Successful British fashion etailers Asos and TopShop use PayPal for cross-border trade. “It enables us to access an extensive user base, both in the UK and globally, which helps drive sales,” says Asos finance director Nick Beighton.

In a stagnant UK market, overcoming the complexities of receiving money from overseas buyers will be a hurdle well worth jumping.

Payment Preferences around the World

Germany – wide choice of payment options for online shoppers

Online bank transfers and PayPal are the top two payment methods in Germany, both used by about 50% of the adult population using the web according to Forrester. Bank transfers have become the norm because European banks – particularly in Germany, France and the Netherlands – quickly migrated consumers to online banking, enabling online money transfers and bill payments, which has suited the ecommerce market. Giropay is growing in popularity in Germany, based on online banking, and believed to be used by 17 million Germans. It is proving an effective payment tool for both customers and merchants, according to WorldPay’s Gabriel Hopkins.

Also popular is Elektronisches Lastschriftverfahren (ELV) – payments based on one-off direct debit. This requires the right technical connections with German banks, and probably a German bank account set up by the merchant. ELV has a high fraud rate, notes WorldPay.

The US – credit cards rule but alternative payment schemes proliferate 

The US has become an increasingly popular market for UK merchants in recent years, capitalising on a similar language and online buying culture. Credit cards dominate payment for goods online in the US, accounting for over half the total value of online transactions.

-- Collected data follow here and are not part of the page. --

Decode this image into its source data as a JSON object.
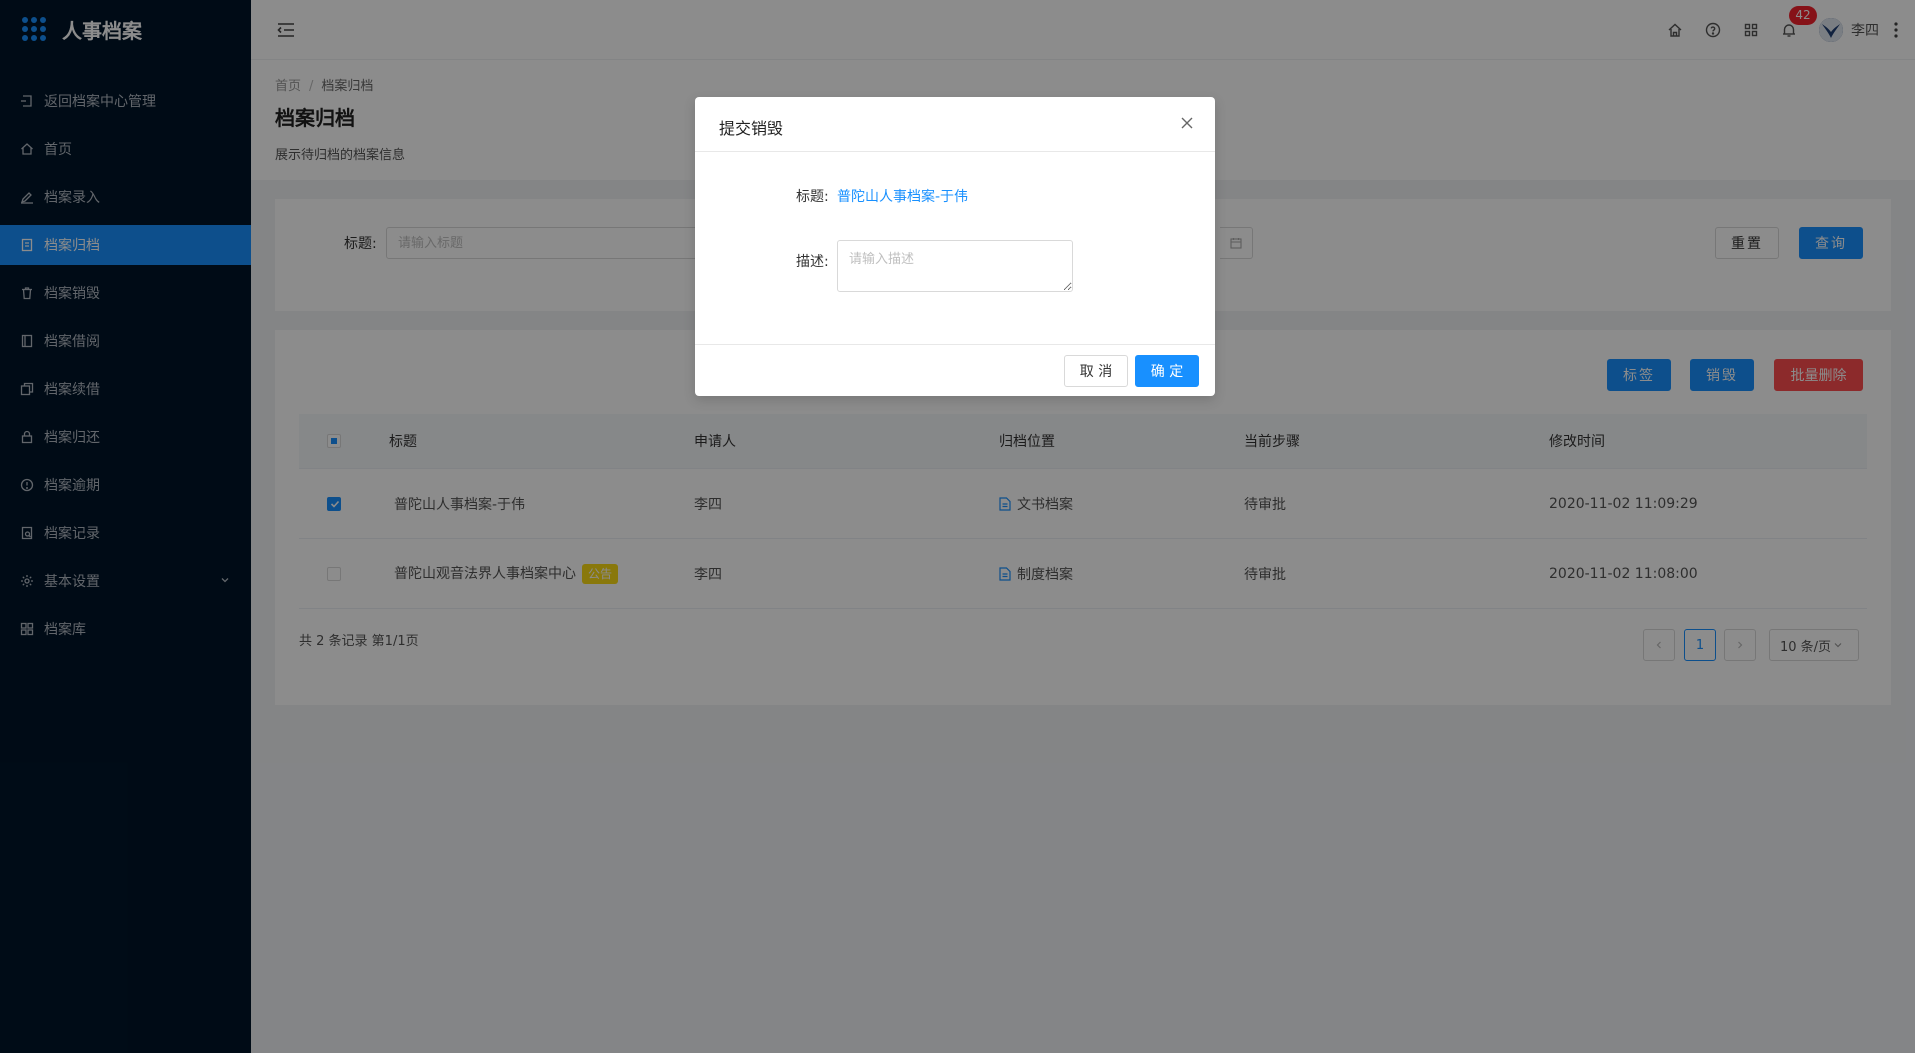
{
  "app": {
    "title": "人事档案"
  },
  "sidebar": {
    "items": [
      {
        "label": "返回档案中心管理",
        "icon": "back-icon"
      },
      {
        "label": "首页",
        "icon": "home-icon"
      },
      {
        "label": "档案录入",
        "icon": "edit-icon"
      },
      {
        "label": "档案归档",
        "icon": "archive-icon",
        "active": true
      },
      {
        "label": "档案销毁",
        "icon": "trash-icon"
      },
      {
        "label": "档案借阅",
        "icon": "book-icon"
      },
      {
        "label": "档案续借",
        "icon": "copy-icon"
      },
      {
        "label": "档案归还",
        "icon": "lock-icon"
      },
      {
        "label": "档案逾期",
        "icon": "clock-icon"
      },
      {
        "label": "档案记录",
        "icon": "record-icon"
      },
      {
        "label": "基本设置",
        "icon": "gear-icon",
        "has_submenu": true
      },
      {
        "label": "档案库",
        "icon": "grid-icon"
      }
    ]
  },
  "header": {
    "notification_count": "42",
    "username": "李四"
  },
  "page": {
    "breadcrumb": [
      "首页",
      "档案归档"
    ],
    "title": "档案归档",
    "description": "展示待归档的档案信息"
  },
  "search": {
    "title_label": "标题:",
    "title_placeholder": "请输入标题",
    "reset_label": "重置",
    "query_label": "查询"
  },
  "toolbar": {
    "tag_label": "标签",
    "destroy_label": "销毁",
    "batch_delete_label": "批量删除"
  },
  "table": {
    "columns": [
      "标题",
      "申请人",
      "归档位置",
      "当前步骤",
      "修改时间"
    ],
    "rows": [
      {
        "checked": true,
        "title": "普陀山人事档案-于伟",
        "tag": "",
        "applicant": "李四",
        "location": "文书档案",
        "step": "待审批",
        "modified": "2020-11-02 11:09:29"
      },
      {
        "checked": false,
        "title": "普陀山观音法界人事档案中心",
        "tag": "公告",
        "applicant": "李四",
        "location": "制度档案",
        "step": "待审批",
        "modified": "2020-11-02 11:08:00"
      }
    ]
  },
  "pagination": {
    "summary": "共 2 条记录 第1/1页",
    "current_page": "1",
    "page_size": "10 条/页"
  },
  "modal": {
    "title": "提交销毁",
    "title_label": "标题:",
    "title_value": "普陀山人事档案-于伟",
    "desc_label": "描述:",
    "desc_placeholder": "请输入描述",
    "cancel_label": "取 消",
    "confirm_label": "确 定"
  },
  "colors": {
    "primary": "#1890ff",
    "danger": "#ff4d4f",
    "sidebar_bg": "#001529",
    "tag_yellow": "#fadb14"
  }
}
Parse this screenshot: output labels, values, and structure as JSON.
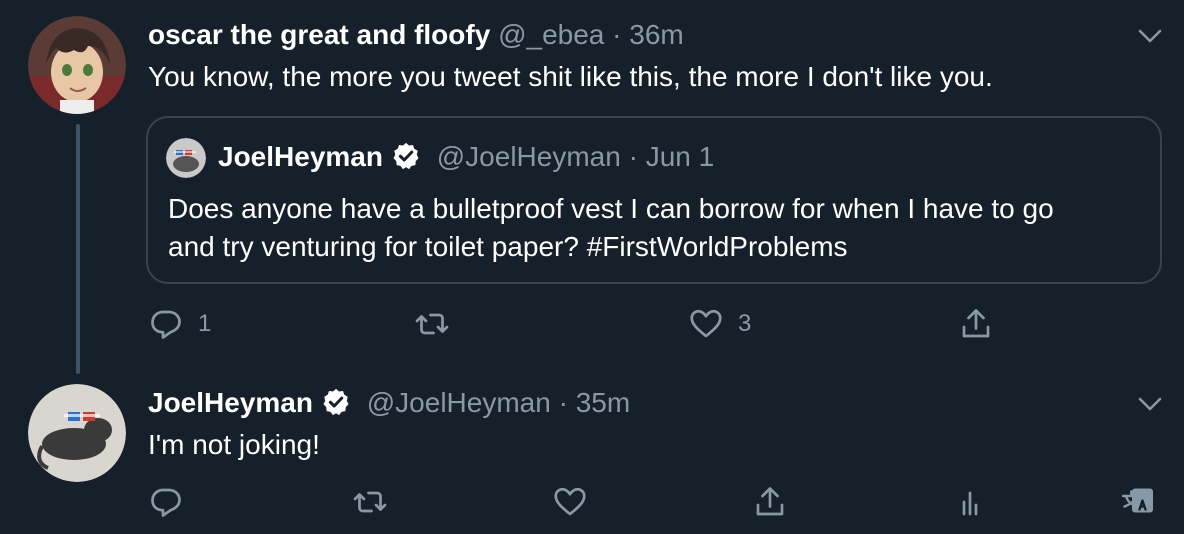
{
  "colors": {
    "background": "#15202b",
    "secondary_text": "#8899a6",
    "border": "#38444d",
    "thread_line": "#3d5466",
    "verified": "#ffffff"
  },
  "tweet1": {
    "name": "oscar the great and floofy",
    "handle": "@_ebea",
    "separator": "·",
    "time": "36m",
    "text": "You know, the more you tweet shit like this, the more I don't like you.",
    "quoted": {
      "name": "JoelHeyman",
      "handle": "@JoelHeyman",
      "separator": "·",
      "time": "Jun 1",
      "text_line1": "Does anyone have a bulletproof vest I can borrow for when I have to go",
      "text_line2": "and try venturing for toilet paper?  #FirstWorldProblems"
    },
    "actions": {
      "reply_count": "1",
      "retweet_count": "",
      "like_count": "3"
    },
    "icons": [
      "chevron-down-icon",
      "reply-icon",
      "retweet-icon",
      "like-icon",
      "share-icon",
      "verified-badge-icon"
    ]
  },
  "tweet2": {
    "name": "JoelHeyman",
    "handle": "@JoelHeyman",
    "separator": "·",
    "time": "35m",
    "text": "I'm not joking!",
    "icons": [
      "chevron-down-icon",
      "reply-icon",
      "retweet-icon",
      "like-icon",
      "share-icon",
      "analytics-icon",
      "translate-icon",
      "verified-badge-icon"
    ]
  }
}
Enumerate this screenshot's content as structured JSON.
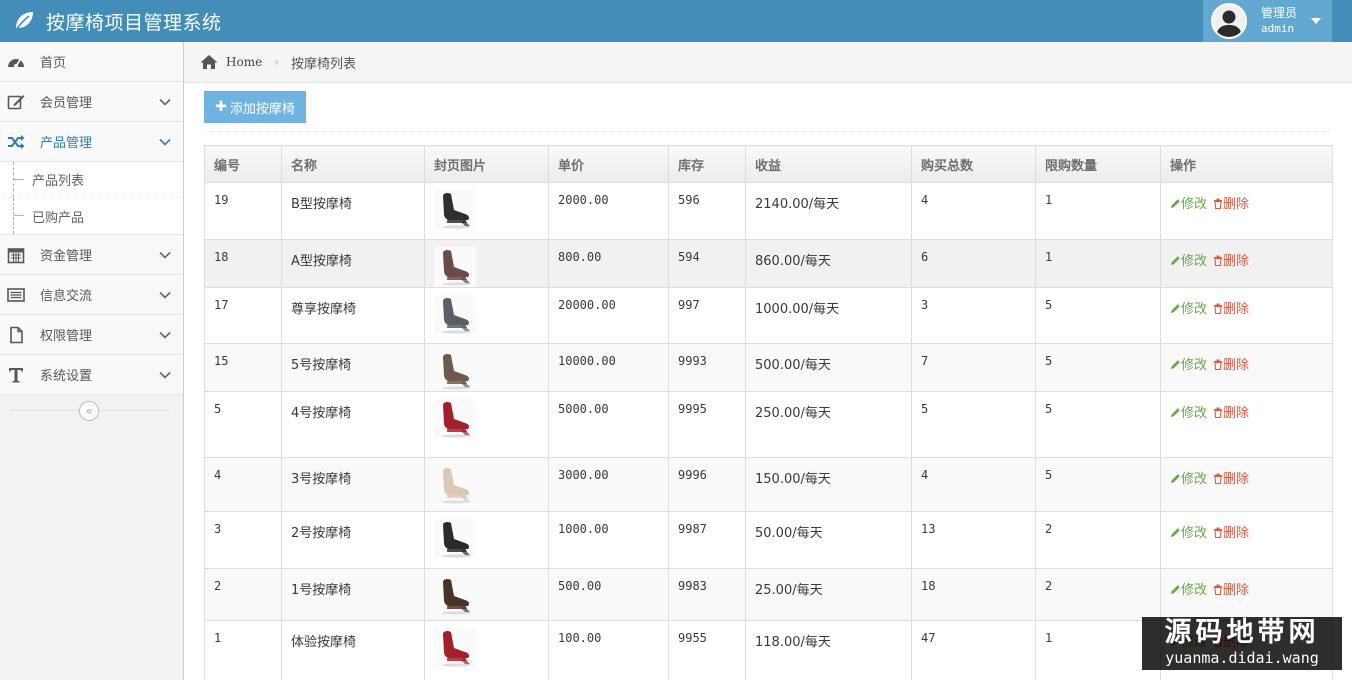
{
  "app": {
    "title": "按摩椅项目管理系统"
  },
  "user": {
    "role": "管理员",
    "name": "admin"
  },
  "sidebar": {
    "items": [
      {
        "label": "首页",
        "icon": "dashboard-icon"
      },
      {
        "label": "会员管理",
        "icon": "edit-icon"
      },
      {
        "label": "产品管理",
        "icon": "shuffle-icon",
        "active": true
      },
      {
        "label": "资金管理",
        "icon": "calendar-icon"
      },
      {
        "label": "信息交流",
        "icon": "list-alt-icon"
      },
      {
        "label": "权限管理",
        "icon": "file-icon"
      },
      {
        "label": "系统设置",
        "icon": "text-icon"
      }
    ],
    "submenu": [
      {
        "label": "产品列表"
      },
      {
        "label": "已购产品"
      }
    ]
  },
  "breadcrumb": {
    "home": "Home",
    "current": "按摩椅列表"
  },
  "toolbar": {
    "add_label": "添加按摩椅"
  },
  "table": {
    "headers": [
      "编号",
      "名称",
      "封页图片",
      "单价",
      "库存",
      "收益",
      "购买总数",
      "限购数量",
      "操作"
    ],
    "edit_label": "修改",
    "delete_label": "删除",
    "rows": [
      {
        "id": "19",
        "name": "B型按摩椅",
        "price": "2000.00",
        "stock": "596",
        "income": "2140.00/每天",
        "total": "4",
        "limit": "1",
        "chair_color": "#2f2f2f"
      },
      {
        "id": "18",
        "name": "A型按摩椅",
        "price": "800.00",
        "stock": "594",
        "income": "860.00/每天",
        "total": "6",
        "limit": "1",
        "chair_color": "#6b4a4a"
      },
      {
        "id": "17",
        "name": "尊享按摩椅",
        "price": "20000.00",
        "stock": "997",
        "income": "1000.00/每天",
        "total": "3",
        "limit": "5",
        "chair_color": "#5a5e66"
      },
      {
        "id": "15",
        "name": "5号按摩椅",
        "price": "10000.00",
        "stock": "9993",
        "income": "500.00/每天",
        "total": "7",
        "limit": "5",
        "chair_color": "#6e5a4c"
      },
      {
        "id": "5",
        "name": "4号按摩椅",
        "price": "5000.00",
        "stock": "9995",
        "income": "250.00/每天",
        "total": "5",
        "limit": "5",
        "chair_color": "#a3202b"
      },
      {
        "id": "4",
        "name": "3号按摩椅",
        "price": "3000.00",
        "stock": "9996",
        "income": "150.00/每天",
        "total": "4",
        "limit": "5",
        "chair_color": "#d9c8b4"
      },
      {
        "id": "3",
        "name": "2号按摩椅",
        "price": "1000.00",
        "stock": "9987",
        "income": "50.00/每天",
        "total": "13",
        "limit": "2",
        "chair_color": "#2a2a2a"
      },
      {
        "id": "2",
        "name": "1号按摩椅",
        "price": "500.00",
        "stock": "9983",
        "income": "25.00/每天",
        "total": "18",
        "limit": "2",
        "chair_color": "#4a3226"
      },
      {
        "id": "1",
        "name": "体验按摩椅",
        "price": "100.00",
        "stock": "9955",
        "income": "118.00/每天",
        "total": "47",
        "limit": "1",
        "chair_color": "#a3202b"
      }
    ]
  },
  "watermark": {
    "line1": "源码地带网",
    "line2": "yuanma.didai.wang"
  },
  "colors": {
    "navbar": "#438eb9",
    "user_box": "#62a8d1",
    "add_button": "#6fb3e0",
    "active": "#2b7dbc",
    "edit": "#69aa46",
    "delete": "#dd5a43"
  }
}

But merchants wishing to save on credit card or debit card transaction fees are encouraging alternative payment adoption on their sites, making other payment methods a focus of their marketing. In fact, three quarters of US online buyers have an alternative payment account says Forrester. It has found that of the top 50 US retail websites, 40% offered credit and debit cards that were issued by providers other than Visa, MasterCard, American Express and Discover. About a third of online retailers offered PayPal and a third offered BillMeLater.

Japan – combining credit card purchases with cash on delivery

Japan is the third largest ecommerce market and has an unusual combination of credit cards dominating online purchasing, but cash on delivery also remaining popular.

Analyst Forrester’s finding is that about three quarters of online shoppers use credit cards, with the local option JCB very popular. Across Asia, JCB currently has 64.2 million card members and 16.41 million merchants.

The second most popular choice is cash on delivery used by about a third of online shoppers. Products are often delivered to local convenience stores or konbini to be collected. Japanese customers also appreciate the option for online bank transfers.

China – plastic is coming, but cash on delivery still prominent

Cash on delivery in China is used by 40% of online shoppers according to Forrester, typically with couriers collecting cash on behalf of the etailer. Forrester finds that currently two thirds of Chinese online customers pay using the country’s leading alternative payment system Alipay. Consumers top up their Alipay accounts at banks and China Post locations. Postal remittance is another popular option.

With about 5% of Chinese people owning a credit card, compared with 60% in the US, the industry is expected to flourish in the future. Local banks will aggressively market new non-cash payment products. According to a recent report by McKinsey, China has issued only about 50 million credit cards. By 2013, it is estimated that the figure will surpass 300 million.

PayPal recently announced a partnership with China UnionPay, the national bankcard association of China, which has issued over two billion debit and credit cards. The partnership means that China UnionPay cardholders can use PayPal to shop online domestically and internationally.